Lucie était partagée entre l'envie d'en apprendre le plus possible sur Mitgang et celle de se lancer immédiatement aux trousses de Dassonville. Elle réfléchit quelques secondes.

- L'homme, venu il y a une heure, vous avez des infos sur lui ? Le genre de voiture qu'il conduisait, ou s'il résidait dans un hôtel particulier ? Dites-moi.

- Rien. Je me rends compte qu'il ne m'a même pas dit son nom. Tout à l'heure, j'avais une affaire urgente à régler, j'étais assez pressé et...

- Pouvez-vous me donner l'adresse d'Eileen ?

- Si vous voulez. Après son accident, elle est allée vivre dans une caravane, à l'ouest de Rio Rancho, à une quarantaine de kilomètres d'ici. L'image du môme la hantait, elle s'est complètement coupée du monde et a commencé à picoler sec, paraît-il. J'ignore ce qu'elle est devenue depuis tout ce temps, et si elle est encore en vie, mais c'est là-bas que j'ai envoyé vos deux prédécesseurs.

Lucie serra les poings de rage, tandis que Hill s'emparait d'un crayon et d'un papier.

- Il n'y a pas vraiment d'adresse ni de route, et ce n'est pas évident à trouver entre ces canyons et ces étendues désertiques. Eileen voulait vraiment vivre en ermite, dans l'isolement le plus total. Je vais essayer de vous dessiner un plan. Pas sûr que votre prédécesseur trouve facilement, je lui ai expliqué brièvement, à l'oral.

Lucie était de plus en plus nerveuse, elle avait peut-être encore une chance que Dassonville patauge un peu. Nul doute qu'avec ce tueur dans les parages Eileen Mitgang était en grand danger.

David Hill s'installa sur un fauteuil et se mit à dessiner. Le crayon paraissait ridicule entre ses doigts immenses. Lucie resta debout pour marquer son impatience.

- Quel genre de recherches menait Eileen avant son accident de la route ?

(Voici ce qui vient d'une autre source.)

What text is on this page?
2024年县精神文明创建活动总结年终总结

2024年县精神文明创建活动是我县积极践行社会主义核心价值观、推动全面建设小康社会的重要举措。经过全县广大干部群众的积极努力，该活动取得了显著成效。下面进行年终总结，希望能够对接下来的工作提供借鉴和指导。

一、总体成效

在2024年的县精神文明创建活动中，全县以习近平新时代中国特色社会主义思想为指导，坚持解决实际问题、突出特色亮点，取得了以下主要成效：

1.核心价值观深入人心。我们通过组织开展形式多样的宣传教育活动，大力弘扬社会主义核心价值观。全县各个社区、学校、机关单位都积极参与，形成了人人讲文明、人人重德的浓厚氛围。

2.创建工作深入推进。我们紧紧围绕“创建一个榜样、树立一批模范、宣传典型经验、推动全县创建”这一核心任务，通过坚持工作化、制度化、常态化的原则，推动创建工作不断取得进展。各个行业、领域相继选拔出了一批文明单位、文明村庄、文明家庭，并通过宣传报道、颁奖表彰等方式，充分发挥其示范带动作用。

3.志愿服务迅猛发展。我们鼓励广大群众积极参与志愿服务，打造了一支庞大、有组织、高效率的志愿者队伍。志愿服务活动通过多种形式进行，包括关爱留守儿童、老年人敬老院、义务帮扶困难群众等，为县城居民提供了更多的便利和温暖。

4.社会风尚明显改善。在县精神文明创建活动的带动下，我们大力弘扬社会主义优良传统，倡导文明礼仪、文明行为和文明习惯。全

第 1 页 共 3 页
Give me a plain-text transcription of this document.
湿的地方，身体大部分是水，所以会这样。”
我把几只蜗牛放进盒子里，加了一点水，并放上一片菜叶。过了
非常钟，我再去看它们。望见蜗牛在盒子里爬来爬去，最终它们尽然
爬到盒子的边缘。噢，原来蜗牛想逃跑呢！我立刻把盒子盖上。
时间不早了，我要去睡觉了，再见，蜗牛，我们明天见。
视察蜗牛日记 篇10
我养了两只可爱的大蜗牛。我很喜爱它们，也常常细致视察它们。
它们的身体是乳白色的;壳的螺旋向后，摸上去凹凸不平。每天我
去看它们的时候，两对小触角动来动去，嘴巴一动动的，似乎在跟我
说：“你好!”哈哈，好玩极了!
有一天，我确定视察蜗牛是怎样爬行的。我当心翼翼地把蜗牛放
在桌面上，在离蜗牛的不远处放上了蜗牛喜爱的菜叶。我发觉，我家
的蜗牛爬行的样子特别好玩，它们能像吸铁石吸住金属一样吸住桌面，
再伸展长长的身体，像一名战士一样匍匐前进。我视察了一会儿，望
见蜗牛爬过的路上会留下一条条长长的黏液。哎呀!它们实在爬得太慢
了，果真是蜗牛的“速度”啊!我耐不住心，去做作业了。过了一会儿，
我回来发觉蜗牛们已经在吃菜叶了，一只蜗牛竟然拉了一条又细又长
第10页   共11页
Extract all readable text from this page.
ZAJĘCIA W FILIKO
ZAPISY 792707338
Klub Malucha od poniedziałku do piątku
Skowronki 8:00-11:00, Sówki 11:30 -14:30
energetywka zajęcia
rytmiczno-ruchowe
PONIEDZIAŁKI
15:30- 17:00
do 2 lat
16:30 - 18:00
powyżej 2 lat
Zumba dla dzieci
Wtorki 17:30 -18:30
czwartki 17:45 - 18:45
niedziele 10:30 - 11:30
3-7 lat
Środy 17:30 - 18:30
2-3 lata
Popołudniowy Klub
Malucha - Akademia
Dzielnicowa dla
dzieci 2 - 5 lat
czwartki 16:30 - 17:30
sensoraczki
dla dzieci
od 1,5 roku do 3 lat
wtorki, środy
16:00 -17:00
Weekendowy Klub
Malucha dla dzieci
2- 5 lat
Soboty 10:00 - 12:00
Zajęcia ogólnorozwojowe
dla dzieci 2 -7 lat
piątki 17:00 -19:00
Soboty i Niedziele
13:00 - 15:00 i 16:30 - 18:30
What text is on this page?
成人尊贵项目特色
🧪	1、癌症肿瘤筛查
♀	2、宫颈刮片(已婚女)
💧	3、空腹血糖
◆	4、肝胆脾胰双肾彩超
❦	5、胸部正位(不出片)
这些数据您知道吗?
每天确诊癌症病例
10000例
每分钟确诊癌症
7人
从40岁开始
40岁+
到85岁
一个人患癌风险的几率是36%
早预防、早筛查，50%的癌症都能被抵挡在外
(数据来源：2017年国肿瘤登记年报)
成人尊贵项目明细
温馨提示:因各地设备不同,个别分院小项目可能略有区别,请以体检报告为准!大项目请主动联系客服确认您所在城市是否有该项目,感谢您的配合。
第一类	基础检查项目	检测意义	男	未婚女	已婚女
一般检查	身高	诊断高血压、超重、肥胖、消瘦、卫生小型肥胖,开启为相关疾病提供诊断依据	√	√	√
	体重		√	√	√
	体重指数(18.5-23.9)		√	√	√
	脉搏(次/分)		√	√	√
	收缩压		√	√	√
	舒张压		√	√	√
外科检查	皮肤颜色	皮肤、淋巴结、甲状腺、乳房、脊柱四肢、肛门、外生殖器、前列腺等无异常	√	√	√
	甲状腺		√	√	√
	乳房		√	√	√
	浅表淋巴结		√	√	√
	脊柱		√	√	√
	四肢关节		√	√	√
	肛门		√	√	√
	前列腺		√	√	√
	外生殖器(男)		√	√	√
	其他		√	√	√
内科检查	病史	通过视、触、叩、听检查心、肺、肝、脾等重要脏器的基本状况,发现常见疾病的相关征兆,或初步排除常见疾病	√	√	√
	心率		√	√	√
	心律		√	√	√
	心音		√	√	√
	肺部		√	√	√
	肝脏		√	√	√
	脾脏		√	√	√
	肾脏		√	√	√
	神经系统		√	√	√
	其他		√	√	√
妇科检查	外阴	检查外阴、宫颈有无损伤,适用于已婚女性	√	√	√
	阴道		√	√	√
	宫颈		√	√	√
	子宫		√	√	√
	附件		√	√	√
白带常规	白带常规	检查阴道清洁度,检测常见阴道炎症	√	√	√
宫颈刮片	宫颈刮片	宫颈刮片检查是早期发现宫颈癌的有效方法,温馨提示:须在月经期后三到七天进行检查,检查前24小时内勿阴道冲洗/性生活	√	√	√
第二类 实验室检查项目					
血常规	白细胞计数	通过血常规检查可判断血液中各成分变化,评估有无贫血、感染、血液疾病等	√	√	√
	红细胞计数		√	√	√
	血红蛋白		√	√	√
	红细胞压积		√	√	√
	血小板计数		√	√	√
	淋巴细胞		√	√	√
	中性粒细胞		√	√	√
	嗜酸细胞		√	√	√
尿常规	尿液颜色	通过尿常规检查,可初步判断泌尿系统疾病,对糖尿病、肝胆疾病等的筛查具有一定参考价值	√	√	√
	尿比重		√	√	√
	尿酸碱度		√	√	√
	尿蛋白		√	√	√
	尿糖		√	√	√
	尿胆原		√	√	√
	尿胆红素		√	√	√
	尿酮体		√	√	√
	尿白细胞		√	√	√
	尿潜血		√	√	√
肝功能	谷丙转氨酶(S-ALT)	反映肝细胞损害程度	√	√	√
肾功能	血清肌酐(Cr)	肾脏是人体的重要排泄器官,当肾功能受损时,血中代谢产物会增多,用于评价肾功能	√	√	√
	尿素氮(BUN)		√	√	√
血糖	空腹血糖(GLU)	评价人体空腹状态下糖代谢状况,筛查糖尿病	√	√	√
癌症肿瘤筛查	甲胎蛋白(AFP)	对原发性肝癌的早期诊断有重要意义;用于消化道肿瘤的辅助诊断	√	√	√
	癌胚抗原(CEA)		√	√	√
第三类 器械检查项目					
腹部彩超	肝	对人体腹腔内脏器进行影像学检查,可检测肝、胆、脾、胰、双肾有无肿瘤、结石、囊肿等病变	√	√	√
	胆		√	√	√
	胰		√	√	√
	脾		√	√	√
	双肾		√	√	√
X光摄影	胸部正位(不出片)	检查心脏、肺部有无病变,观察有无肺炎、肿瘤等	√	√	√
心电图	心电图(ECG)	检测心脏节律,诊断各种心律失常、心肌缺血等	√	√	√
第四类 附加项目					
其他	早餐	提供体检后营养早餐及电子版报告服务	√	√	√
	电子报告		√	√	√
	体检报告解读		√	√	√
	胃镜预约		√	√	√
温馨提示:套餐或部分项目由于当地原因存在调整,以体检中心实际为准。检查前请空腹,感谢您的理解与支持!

- Le Daily est un journal politiquement neutre et financièrement indépendant, plutôt satirique, ironique et proche du peuple. On aime dénoncer. À l'époque, Eileen s'était intéressée aux dangers de la radioactivité, depuis sa découverte, à la fin du XIXe siècle, jusqu'aux années 1980. En habitant le Nouveau-Mexique, le sujet était de circonstance, et on a estimé que c'était une bonne idée de creuser dans le nucléaire, il y avait forcément des choses occultes à raconter. Évidemment, elle s'est principalement focalisée sur le projet Manhattan, pendant et après la Seconde Guerre mondiale. Un nombre incalculable d'expériences ont été menées, en parallèle à la course à la bombe atomique, afin de comprendre les effets des radiations sur les bateaux, les avions, les tanks et les humains. Beaucoup de médias en avaient évidemment déjà parlé, mais pas de la façon dont Eileen souhaitait le faire. Elle voulait aller là où personne n'était jamais allé, pour être cohérente avec la politique de scoop de notre journal.

Son crayon crissait sur le papier. Lucie avait l'œil rivé sur sa montre, tout en l'écoutant attentivement. Traduire mentalement lui demandait un grand effort de concentration et, chaque fois qu'elle fronçait les sourcils parce qu'elle avait mal compris, Hill répétait calmement.